Caftan Summer

I’ve been reading Eve Babitz yet again. I first read her at age 10, when I found a copy of Slow Days Fast Company at a yard sale and devoured it though I understood a quarter of the references. (Poppers? ménage à trois? It all made me so very hungry.) Sometimes it seems as if I’ve been reading Babitz’s books nonstop ever since. Her well-read, half-bred, doggedly unwed sensuality seeps into my pores, or maybe just finds its natural home in me. Anyway, today I finished an assignment early, so I poured a glass of wine and sat down with Slow Days,  which has been on my brain ever since I got back from the desert.
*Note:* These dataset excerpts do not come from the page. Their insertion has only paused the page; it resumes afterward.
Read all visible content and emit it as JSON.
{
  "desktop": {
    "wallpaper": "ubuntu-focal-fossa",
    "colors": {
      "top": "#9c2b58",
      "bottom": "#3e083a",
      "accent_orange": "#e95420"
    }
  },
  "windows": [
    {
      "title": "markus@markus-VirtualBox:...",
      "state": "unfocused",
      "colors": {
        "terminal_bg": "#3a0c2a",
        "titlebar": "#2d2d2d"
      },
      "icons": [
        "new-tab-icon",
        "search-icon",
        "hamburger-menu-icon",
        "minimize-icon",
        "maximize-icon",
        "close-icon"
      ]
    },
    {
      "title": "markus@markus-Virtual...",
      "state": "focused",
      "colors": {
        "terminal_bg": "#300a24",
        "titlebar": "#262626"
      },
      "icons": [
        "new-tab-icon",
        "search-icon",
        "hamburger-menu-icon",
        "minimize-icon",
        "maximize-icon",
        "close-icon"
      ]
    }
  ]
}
The book fell open to this passage, which resonates on a level it never did when I was a willowy (anorectic) younger lady. Do know this is my Caftan Summer, in which I’ll only wear what flows and flows. So here’s Eve:

The truth is that when you’re as voluptuous and un-hair-sprayed as I am, you have to cover yourself in un-ironed muumuus to walk to the corner and mail a letter. Men take one look and start to calculate where the closest bed would be. This all happens in spite of my many serious flaws and imperfections, in spite of my being much too fat and everyone else being just right. The reason for this is because my skin is so healthy it radiates is own kind of moral laws; people simply cannot resist being attracted to what looks like pure health. Whoever is in charge of everything doesn’t want the survival of the fittest to come about just from wars and famine; whoever’s in charge also fixed it so people just naturally opt for health.

"All, everything I understand, I understand only because I love."